Tomorrow, my baby goes to college. It's so hard to believe.
When my older son went to college, it was a milestone. My family started a new chapter of children spending most of the year elsewhere. It felt like part of a piece of my life puzzle was missing but we reveled in his successes. He is now a college graduate with a full time job and a grown up life. We launched one.
Now, it's my younger son's turn to do what we have spent 18 years teaching him to do - be independent and find his life. There's something different about sending him to college. He has pointed out a few times that this time, my husband and I are really empty nesters. Though his older brother is living here, he is an adult who is barely here and planning his final move out. I will come home from work and no one will need anything from me. There will be such quiet.

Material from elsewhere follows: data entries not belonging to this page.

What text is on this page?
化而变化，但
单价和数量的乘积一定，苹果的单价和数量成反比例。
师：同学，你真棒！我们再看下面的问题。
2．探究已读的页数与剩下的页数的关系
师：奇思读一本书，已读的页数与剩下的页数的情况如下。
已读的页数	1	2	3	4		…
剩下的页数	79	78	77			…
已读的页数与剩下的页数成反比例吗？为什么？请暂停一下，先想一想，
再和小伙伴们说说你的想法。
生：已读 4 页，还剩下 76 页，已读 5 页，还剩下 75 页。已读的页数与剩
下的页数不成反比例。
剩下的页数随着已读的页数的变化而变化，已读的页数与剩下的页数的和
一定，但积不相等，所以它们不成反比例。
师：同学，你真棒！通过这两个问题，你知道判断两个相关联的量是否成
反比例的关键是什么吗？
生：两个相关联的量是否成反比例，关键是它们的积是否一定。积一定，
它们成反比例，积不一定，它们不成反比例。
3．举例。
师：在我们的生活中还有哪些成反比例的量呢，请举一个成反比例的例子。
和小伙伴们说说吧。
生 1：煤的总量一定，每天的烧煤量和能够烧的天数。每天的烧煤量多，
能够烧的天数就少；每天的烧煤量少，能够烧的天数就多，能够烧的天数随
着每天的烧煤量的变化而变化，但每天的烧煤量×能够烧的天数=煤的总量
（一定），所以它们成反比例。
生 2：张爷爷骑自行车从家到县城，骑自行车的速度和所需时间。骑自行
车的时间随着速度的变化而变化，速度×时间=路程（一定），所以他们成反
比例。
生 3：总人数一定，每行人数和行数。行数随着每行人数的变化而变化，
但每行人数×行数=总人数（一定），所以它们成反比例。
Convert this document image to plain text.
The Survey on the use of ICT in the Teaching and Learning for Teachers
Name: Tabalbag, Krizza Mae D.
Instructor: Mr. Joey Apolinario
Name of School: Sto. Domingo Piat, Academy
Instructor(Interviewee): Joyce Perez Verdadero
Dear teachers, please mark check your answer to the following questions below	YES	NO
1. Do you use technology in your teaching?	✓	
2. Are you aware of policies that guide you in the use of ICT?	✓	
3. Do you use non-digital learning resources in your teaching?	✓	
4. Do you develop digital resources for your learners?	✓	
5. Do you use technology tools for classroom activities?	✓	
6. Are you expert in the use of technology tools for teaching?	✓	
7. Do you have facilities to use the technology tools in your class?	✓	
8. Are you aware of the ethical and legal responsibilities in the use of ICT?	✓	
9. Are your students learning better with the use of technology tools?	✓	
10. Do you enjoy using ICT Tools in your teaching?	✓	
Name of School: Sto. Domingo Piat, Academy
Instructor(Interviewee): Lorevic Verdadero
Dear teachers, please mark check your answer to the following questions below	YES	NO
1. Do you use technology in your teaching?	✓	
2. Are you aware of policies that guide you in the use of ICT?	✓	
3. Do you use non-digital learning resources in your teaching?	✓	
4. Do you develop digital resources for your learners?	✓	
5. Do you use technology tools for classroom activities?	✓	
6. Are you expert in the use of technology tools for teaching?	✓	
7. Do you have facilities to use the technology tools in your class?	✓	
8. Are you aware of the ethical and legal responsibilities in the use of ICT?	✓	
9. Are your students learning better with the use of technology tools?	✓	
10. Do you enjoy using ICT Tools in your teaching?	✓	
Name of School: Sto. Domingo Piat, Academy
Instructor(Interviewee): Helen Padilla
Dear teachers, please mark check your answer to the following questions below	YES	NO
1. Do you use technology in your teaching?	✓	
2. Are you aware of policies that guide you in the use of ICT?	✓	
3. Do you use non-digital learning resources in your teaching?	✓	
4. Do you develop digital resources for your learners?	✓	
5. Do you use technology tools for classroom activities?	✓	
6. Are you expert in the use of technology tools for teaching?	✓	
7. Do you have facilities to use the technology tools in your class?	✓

My mother likes to say that it is as it should be and for that, we have to be so grateful. I know she is right. When he was born, we imagined him growing up with maybe few bumps in the road and going to college someday. Our dreams for him are coming true. He is quite a young man and will have such a wonderful four years. He will emerge an adult from the experience of being on his own. He makes me proud every day and I can't wait to see what his life becomes.
I will only ask that he forgive me if I stare at him tonight or tomorrow. I want to memorize the moment. I want the picture of this young man with his whole future in front of him forever seared into my brain. I will put the picture right next to that of his brother on his first day of college. Both images rest in my head next to the faces I memoized on the days they were born.